Genetics researcher to demystify direct-to-consumer DNA tests


3 minutes

Timothy B. Niewold, MD
Timothy B. Niewold, MD

The rising popularity of at-home genetic tests has spurred new questions from patients, who are turning to their medical providers for help interpreting the DNA analysis.

During an ACR/ARHP combined session titled My Chromosomes & Me: Talk to Patients About Consumer Genetic Tests, Timothy B. Niewold, MD, Professor of Medicine and Director of the Colton Center for Autoimmunity at New York University, Langone Health, New York, NY, said he hopes to provide useful insights to help clinicians answer common patient questions about personal genetic information.

This clinical practice symposium will take place from 1:00 – 2:00 pm on Tuesday in Room W375c.

Dr. Niewold said many clinicians are uncomfortable discussing genetic data during patient encounters.

“Most physicians are not very familiar with these tests,” he said. “Genetics has moved along fairly quickly. Depending on when you trained, what you learned in medical school may be fairly different than what’s known today. Patients expect doctors to know what to do with this information, but that’s not necessarily the case.”

To help clinicians become more comfortable in these encounters, Dr. Niewold will review current direct-to-consumer genetic testing kits and the reports that patients receive. He will discuss what these genetic tests cover and how that information relates to disease risk and clinical outcomes.

Following a brief review of the state of genetics for clinicians in autoimmune disease, Dr. Niewold will look at what can be tested and the predictive value of consumer tests.

“In general, there is still a lot of work to do before we can predict a lot of our common rheumatic diseases,” he said. “The genetic tests currently available can’t predict risk of rheumatoid arthritis or lupus, for example, with any high degree of accuracy. Some of the reports in the past used to comment on this area, but the science is really not at the stage that you can say anything meaningful about disease risk for many conditions.”

Companies have become more careful about what they can say definitively, but it’s still important to understand what information is provided to patients. Dr. Niewold said he’ll show clinicians how to interpret genetic reports from the perspective of rheumatology and rheumatic disease and how to field questions.

“There are three big questions patients have,” he said. “What does this mean for my risk? Does this change how you think about my condition? What about my kids’ risk?

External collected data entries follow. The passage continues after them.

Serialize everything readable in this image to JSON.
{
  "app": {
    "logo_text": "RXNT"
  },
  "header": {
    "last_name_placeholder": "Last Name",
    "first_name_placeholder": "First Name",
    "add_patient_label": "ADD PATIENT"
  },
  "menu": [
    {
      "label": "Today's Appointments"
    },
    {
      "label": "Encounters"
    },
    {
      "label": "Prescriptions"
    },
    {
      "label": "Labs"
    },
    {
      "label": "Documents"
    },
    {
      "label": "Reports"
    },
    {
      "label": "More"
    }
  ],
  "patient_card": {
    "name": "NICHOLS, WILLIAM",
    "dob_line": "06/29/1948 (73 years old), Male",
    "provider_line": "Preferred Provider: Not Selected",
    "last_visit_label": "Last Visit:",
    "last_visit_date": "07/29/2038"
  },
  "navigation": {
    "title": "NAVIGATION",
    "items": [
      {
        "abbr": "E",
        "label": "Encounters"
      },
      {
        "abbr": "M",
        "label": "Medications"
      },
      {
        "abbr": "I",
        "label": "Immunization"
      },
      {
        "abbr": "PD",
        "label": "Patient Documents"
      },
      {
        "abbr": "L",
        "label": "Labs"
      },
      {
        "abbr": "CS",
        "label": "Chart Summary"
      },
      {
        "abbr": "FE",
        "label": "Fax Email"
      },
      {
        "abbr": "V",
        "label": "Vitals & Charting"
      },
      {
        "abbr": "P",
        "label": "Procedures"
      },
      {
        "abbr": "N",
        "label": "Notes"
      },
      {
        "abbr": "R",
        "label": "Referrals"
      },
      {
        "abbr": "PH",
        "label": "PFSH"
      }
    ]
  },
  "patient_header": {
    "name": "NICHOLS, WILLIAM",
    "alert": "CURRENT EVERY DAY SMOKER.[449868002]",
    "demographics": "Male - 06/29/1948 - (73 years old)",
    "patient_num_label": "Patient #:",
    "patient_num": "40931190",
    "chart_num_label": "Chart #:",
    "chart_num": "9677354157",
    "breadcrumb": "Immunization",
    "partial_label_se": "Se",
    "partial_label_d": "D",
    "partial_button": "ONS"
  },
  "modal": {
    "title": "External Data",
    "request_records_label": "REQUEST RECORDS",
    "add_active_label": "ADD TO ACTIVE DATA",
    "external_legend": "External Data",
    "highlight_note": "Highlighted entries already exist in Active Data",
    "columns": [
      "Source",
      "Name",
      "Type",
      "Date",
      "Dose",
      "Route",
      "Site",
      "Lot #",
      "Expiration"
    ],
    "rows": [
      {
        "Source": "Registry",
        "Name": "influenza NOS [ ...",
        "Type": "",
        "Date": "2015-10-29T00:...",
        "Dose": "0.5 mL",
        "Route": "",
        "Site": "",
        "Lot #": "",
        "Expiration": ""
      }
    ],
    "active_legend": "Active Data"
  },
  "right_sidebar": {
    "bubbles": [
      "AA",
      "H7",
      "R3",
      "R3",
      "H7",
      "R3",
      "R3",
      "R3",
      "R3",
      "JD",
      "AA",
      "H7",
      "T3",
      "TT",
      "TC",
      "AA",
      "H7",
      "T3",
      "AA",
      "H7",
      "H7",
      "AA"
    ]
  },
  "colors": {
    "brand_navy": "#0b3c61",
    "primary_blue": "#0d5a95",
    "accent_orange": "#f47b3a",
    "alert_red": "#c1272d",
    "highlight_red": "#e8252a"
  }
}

“I think in some ways clinicians and patients can be reassured if you remind them that family history is still as predictive as anything else we’ve got in most cases. Some of the old-fashioned tools are still very useful, and it’s good to let patients know that.”

However, there are few rheumatic conditions that can be accurately predicted via genetic testing.

“There are some single-gene conditions that have been well-documented through genetic testing,” he said. “When those appear on genetic testing reports, there are steps we can take, such as further clinical lab work, for these patients.”

Finally, Dr. Niewold will look at what these reports can tell patients — and providers — about ancestral background, and what that background may mean for disease risk.

“From the perspective of human genetics, ancestral background is one of the things that can be fairly well determined by your genetic makeup,” he said. “Genetic testing is a bit of a double-edged sword for medical providers. We want more personalized medicine, but the field is moving so fast it’s hard to keep up. I hope to demystify these tests and give clinicians a better comfort level with interpreting the results.”